As part of the global Special Olympics organization, the Illinois chapter is dedicated to providing individuals with intellectual disabilities a supportive community of peers. Now involving more than 21,000 athletes throughout the state, Special Olympics Illinois relies on the continued philanthropy of more than 40,000 volunteers and supporters to provide sports and training programs. To proactively promote a culture of tolerance and physical fitness, Special Olympics Illinois is inviting participants throughout the Chicagoland area to join the Pumpkin Pedal at Leroy Oakes County Forest Preserve on October 5, 2014. The event features 10-, 20-, and 28-mile routes on the Great Western Trail, as well as 45- and 65-mile road rides for serious bikers.

The $30 registration fee includes rest stops and emergency mechanical support, and participants will be treated to a post-ride meal with vegetarian options available. The proceeds will fund year-round training programs for Illinois athletes with intellectual disabilities. For registration information, visit soill.org.

Getting Cold with the Special Olympics

Throughout his career in auto sales, dealership owner Ben Ripstein has shared his personal time and resources with the community. Ben Ripstein stands out as a regular donor to the Special Olympics Foundation’s annual Polar Plunge in Fox Lake, Illinois.

Sponsored by GEICO insurance and the Law Enforcement Torch Run for Special Olympics, the Polar Plunge sends volunteer fundraisers into the cold waters of Illinois in late winter. In 2014, Polar Plunges took place in 20 different locations statewide between February 21 and March 23. This series of events raised more than $2 million for Special Olympics athletes, thanks to the efforts of 7,300 brave and generous participants. To date, the continuing annual event has secured more than $10 million in contributions and the participation of more than 40,000 individuals.

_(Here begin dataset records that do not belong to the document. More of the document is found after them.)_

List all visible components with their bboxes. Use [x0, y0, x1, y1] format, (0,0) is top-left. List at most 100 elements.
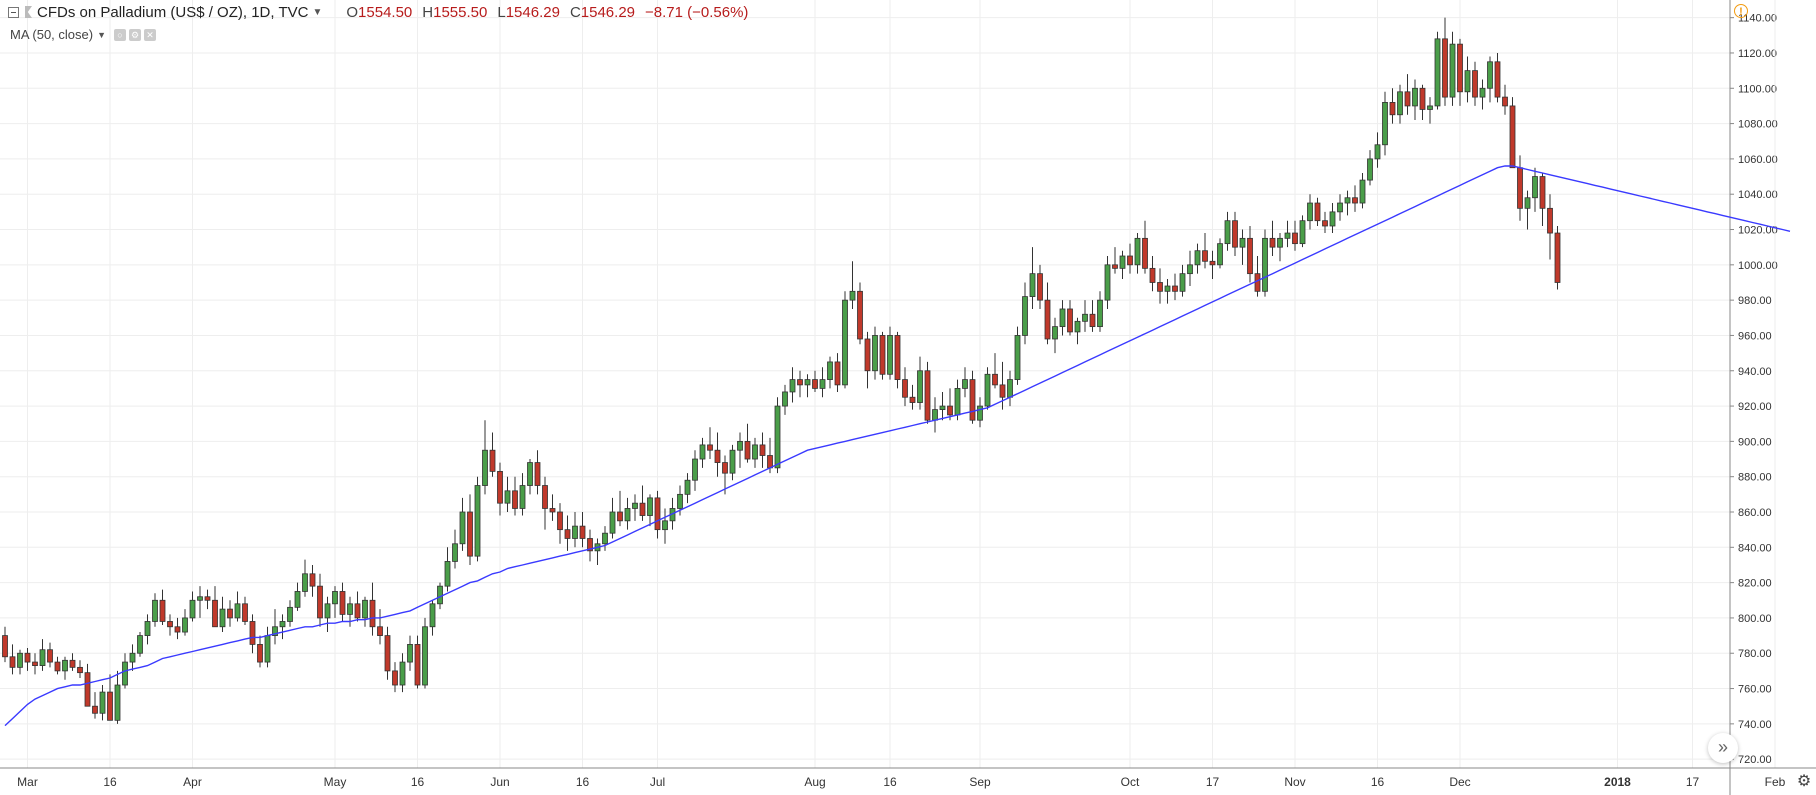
candle-body	[639, 502, 646, 516]
candle-body	[1434, 38, 1441, 107]
candle-body	[407, 644, 413, 663]
visibility-icon[interactable]: ○	[114, 28, 127, 41]
candle-body	[174, 626, 181, 633]
candle-body	[1554, 232, 1561, 283]
high-value: H1555.50	[422, 3, 488, 21]
candle-body	[1382, 102, 1388, 146]
candle-body	[1239, 237, 1246, 248]
candle-body	[1112, 264, 1118, 269]
scroll-right-icon[interactable]: »	[1708, 733, 1738, 763]
symbol-legend: CFDs on Palladium (US$ / OZ), 1D, TVC ▼ …	[8, 3, 748, 21]
candle-body	[1254, 273, 1261, 292]
candle-body	[1269, 237, 1276, 248]
candle-body	[744, 440, 751, 460]
candle-body	[654, 497, 661, 531]
candle-body	[272, 626, 278, 636]
candle-body	[204, 596, 211, 601]
candle-body	[894, 335, 901, 380]
candle-body	[459, 511, 466, 545]
chevron-down-icon[interactable]: ▼	[312, 6, 323, 18]
candle-body	[1314, 202, 1321, 222]
symbol-title[interactable]: CFDs on Palladium (US$ / OZ), 1D, TVC	[37, 3, 309, 21]
candle-body	[234, 603, 241, 619]
x-tick-label: 16	[1371, 775, 1385, 789]
settings-icon[interactable]: ⚙	[129, 28, 142, 41]
candle-body	[137, 635, 143, 654]
candle-body	[197, 596, 203, 601]
x-tick-label: 16	[883, 775, 897, 789]
candle-body	[1397, 91, 1403, 116]
candle-body	[1277, 237, 1283, 248]
candle-body	[302, 573, 308, 592]
candle-body	[324, 603, 331, 619]
candle-body	[834, 361, 841, 386]
candle-body	[624, 508, 631, 522]
candle-body	[827, 361, 833, 380]
candle-body	[384, 635, 391, 672]
candle-body	[677, 493, 683, 509]
candle-body	[609, 511, 616, 534]
candle-body	[467, 511, 473, 557]
close-value: C1546.29	[569, 3, 636, 21]
candle-body	[774, 405, 781, 469]
x-tick-label: Jun	[490, 775, 509, 789]
candle-body	[264, 635, 271, 663]
candle-body	[1449, 43, 1456, 98]
candle-body	[474, 485, 481, 557]
candle-body	[1044, 299, 1051, 340]
candle-body	[512, 490, 518, 509]
candle-body	[992, 373, 998, 386]
candle-body	[122, 661, 128, 686]
x-tick-label: 17	[1206, 775, 1220, 789]
candle-body	[152, 599, 158, 622]
candle-body	[294, 591, 301, 608]
candle-body	[24, 652, 31, 663]
candle-body	[842, 299, 848, 386]
y-tick-label: 740.00	[1738, 719, 1772, 731]
x-tick-label: May	[324, 775, 347, 789]
candle-body	[1299, 220, 1306, 245]
candle-body	[77, 666, 83, 674]
indicator-label[interactable]: MA (50, close)	[10, 27, 94, 42]
x-tick-label: 16	[576, 775, 590, 789]
candle-body	[962, 379, 968, 389]
candle-body	[114, 684, 121, 721]
candle-body	[159, 599, 166, 622]
y-tick-label: 760.00	[1738, 684, 1772, 696]
candle-body	[219, 608, 226, 628]
candle-body	[1337, 202, 1343, 213]
candle-body	[932, 409, 938, 421]
candle-body	[482, 449, 488, 486]
candle-body	[549, 508, 556, 513]
candle-body	[1142, 237, 1148, 269]
warning-icon[interactable]: !	[1734, 4, 1748, 18]
candle-body	[1007, 379, 1013, 398]
candle-body	[1232, 220, 1238, 248]
candle-body	[1457, 43, 1463, 93]
candle-body	[789, 379, 796, 393]
candle-body	[1134, 237, 1141, 266]
collapse-icon[interactable]	[8, 6, 19, 18]
candle-body	[1059, 308, 1066, 328]
candle-body	[1539, 176, 1546, 209]
candle-body	[1172, 285, 1178, 292]
candle-body	[872, 335, 878, 372]
open-value: O1554.50	[346, 3, 413, 21]
candle-body	[804, 379, 811, 386]
candle-body	[969, 379, 976, 421]
y-tick-label: 1020.00	[1738, 225, 1778, 237]
candle-body	[662, 520, 668, 531]
candle-body	[437, 585, 443, 605]
close-icon[interactable]: ✕	[144, 28, 157, 41]
gear-icon[interactable]: ⚙	[1796, 773, 1812, 790]
chevron-down-icon[interactable]: ▼	[97, 29, 107, 40]
candle-body	[1502, 96, 1508, 107]
candle-body	[1442, 38, 1448, 98]
candle-body	[984, 373, 991, 407]
candle-body	[107, 691, 113, 721]
y-tick-label: 940.00	[1738, 366, 1772, 378]
candle-body	[1404, 91, 1411, 107]
candle-body	[1127, 255, 1133, 266]
candle-body	[924, 370, 931, 421]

The event is open to volunteers of any age, although plungers under 18 must submit written permission from their parents and a signed liability waiver. All participants must raise a minimum of $75 to support their plunge. Each plunger receives a sweatshirt and admission to the event’s official Post-Plunge Party, as well as eligibility to receive special prizes, based on the amounts of funds he or she raises.